What I Did On My Summer Vacation
A loon, alone. Some Trees. A pear tart and a single shot of espresso, please. Where the big maples overhang the channel, count the shades of green. Float, preen, dance, lift-off. As he walks up the aisle to the chuppah under which his only daughter will marry, the father thinks of what Neil Armstrong said on the moon. The egg white omelet, please, with real tomatoes, not sun-dried. Millfoil tangle, millfoil thicket. Harriet has a robot that eats the stuff. A beanbag toss may sound easy, but try under-handing the thing into a five inch hole from twenty-five feet.
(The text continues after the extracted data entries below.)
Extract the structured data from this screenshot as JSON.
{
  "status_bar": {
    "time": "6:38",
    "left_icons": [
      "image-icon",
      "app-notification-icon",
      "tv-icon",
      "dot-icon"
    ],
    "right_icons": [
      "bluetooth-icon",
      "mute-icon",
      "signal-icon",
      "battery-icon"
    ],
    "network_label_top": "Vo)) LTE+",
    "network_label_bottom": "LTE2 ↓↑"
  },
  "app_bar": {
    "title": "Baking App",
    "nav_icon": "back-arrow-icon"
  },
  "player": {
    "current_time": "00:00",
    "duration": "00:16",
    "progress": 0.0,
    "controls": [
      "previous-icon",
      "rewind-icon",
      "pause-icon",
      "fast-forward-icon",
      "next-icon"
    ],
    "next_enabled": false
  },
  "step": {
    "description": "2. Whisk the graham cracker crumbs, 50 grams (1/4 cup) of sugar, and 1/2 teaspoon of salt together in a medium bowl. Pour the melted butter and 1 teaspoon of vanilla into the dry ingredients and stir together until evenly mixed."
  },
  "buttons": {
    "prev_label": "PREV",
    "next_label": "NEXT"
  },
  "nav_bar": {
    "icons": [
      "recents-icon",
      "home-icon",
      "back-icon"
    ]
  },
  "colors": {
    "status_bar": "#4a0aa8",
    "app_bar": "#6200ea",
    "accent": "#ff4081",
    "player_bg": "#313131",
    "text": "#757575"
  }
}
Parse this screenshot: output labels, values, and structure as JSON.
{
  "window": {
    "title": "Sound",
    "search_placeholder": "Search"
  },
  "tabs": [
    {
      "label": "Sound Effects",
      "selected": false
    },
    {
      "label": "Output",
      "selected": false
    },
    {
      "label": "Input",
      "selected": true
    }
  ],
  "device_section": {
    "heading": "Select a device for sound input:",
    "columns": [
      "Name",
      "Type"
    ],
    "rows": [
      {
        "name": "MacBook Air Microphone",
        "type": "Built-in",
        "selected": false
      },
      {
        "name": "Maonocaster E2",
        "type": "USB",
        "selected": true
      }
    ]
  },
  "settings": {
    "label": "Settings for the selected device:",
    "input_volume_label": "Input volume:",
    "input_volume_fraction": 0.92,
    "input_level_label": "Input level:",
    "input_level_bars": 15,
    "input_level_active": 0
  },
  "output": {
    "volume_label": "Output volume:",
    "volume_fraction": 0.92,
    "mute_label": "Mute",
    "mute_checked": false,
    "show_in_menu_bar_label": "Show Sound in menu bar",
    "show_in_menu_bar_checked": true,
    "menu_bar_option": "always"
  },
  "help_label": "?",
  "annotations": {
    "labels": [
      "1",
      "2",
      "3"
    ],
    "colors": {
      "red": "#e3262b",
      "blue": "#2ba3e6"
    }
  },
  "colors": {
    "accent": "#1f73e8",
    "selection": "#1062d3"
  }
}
Bianca holds a lute, right next to her mother, who looks annoyed. To stop traffic in the city, turn a twenty foot canoe upside-down, balance it on your shoulders, then jaywalk. Mazel Tov!
Lucia’s, not Chico Lico’s. By late afternoon, the foot wash basin at the top of the stairs is as sandy as the beach which it adjoins. Almost 100,000 people attend the state fair every day, and some of them line up to buy deep-fried cantaloupe on a stick. Others do the same for pot roast sundaes. Rivers and Mountains. k+ l. An oak barrister bookcase, five doors with beveled glass. The candy table. The Saint Croix has waves and divides Minnesota from Wisconsin. Origami. When paddling a canoe, keep your arms straight. That’s Van Gogh, not Birger Sandzen. The three bookshops in the airport each display a few dozen new releases, larger numbers of paperback mysteries, romances, detective stories, how-to’s and travel guides, and four shelves of “classics;” among the latter are the only three poetry books for sale: The Illiad, The Odyssey, and Leaves of Grass. A star sapphire. 100-N to Excelsior. A pink sun.
Eight men lift the upholstered white arm chair in which the bride is seated, another eight do the same with the matched chair in which the groom sits, and the two bounce and dance above the crowd that with hands joined circle around them, sometimes fast, sometimes slow, alternately surging close to then moving away from the hoisted couple. Joy-shout, foot-stomp, around, around, around around around! Hava Nagila! The white cloth napkin, held by the newlyweds between their right hands, somehow does not fall. Hava naglia ve nis’mecha! Sweat. Sweat. Sweat, sweat, sweat!
Wilbur Foshay built an office tower shaped like the Washington Monument, with an exterior of brown-yellow limestone and prodigious amounts of mahogany, marble, and bronze within, plus impressive fixtures and embellishments of the kind we now call Art Deco. He put his last name, in ten foot tall letters, on all four sides of the building, 27 stories above the street, and had John Philip Sousa compose a march for the opening, at which it was performed by a 75 piece band. Two months later, Foshay was bankrupt and soon thereafter convicted of mail fraud (a pyramid scheme) and given fifteen years in federal prison. Three years later, FDR commuted the sentence, and in 1947, Truman pardoned him. Foshay today is a luxe hotel and the trip to the observation deck costs eight dollars.
Loxodrome. If you want the tandem canoe to steer a relatively straight course, don’t have the novice paddle in the stern. Turtle Bread. Marley’s upgrade. Six feet square, alternating horizontal bands of white and the palest blue. The dog curled in the corner that looks asleep is actually a taxidermic illusion. A dead owl stuffed, the wall text claims, with tourmaline and rubies. The red divan and drapes that open on windows that look out on windows. The State wants the Supreme Court to stay the order requiring a plan. The massive old radiator, a magnificent Chrysler Building in the south-east corner of the dining room, no longer works. Fair weather cumulous clouds. After being formally announced, the two walk into the ballroom to applause and toast each other with flutes of champagne, a single raspberry in each glass. They cut the cake. A ski jump.
The smell of lake, weedy and benthic, on the bathing suit that hangs from the shower hook. A salted nut roll cures mild hypoglycemia. Every day, the green apple tempts. Absolutely no smoking, the signs say, but who can deny Argentine cigars at midnight. Room 440. First, a soft fold with a one-sixteenth inch overlap, then a hard fold, made with a scoring tool, along the same crease. Zen repeat times 125. To stop traffic in the city, have the bride, in a cream-colored Vera Wang, and the groom, in a black tuxedo, jaywalk from the grassy lake-shore to the concrete center median and kiss while dozens applaud from the second floor terrace above the street. Many call the lift bridge draw bridge. Suite dreams. There, between the branches and shrubs.
1 comment:
I enjoyed your epithalamium. It has been many years since I have heard the word millfoil. It's one of the things I associate most strongly with Minnesota and its gazillion lakes. The whirligig of your words tickled me silly into a laughing gardenia.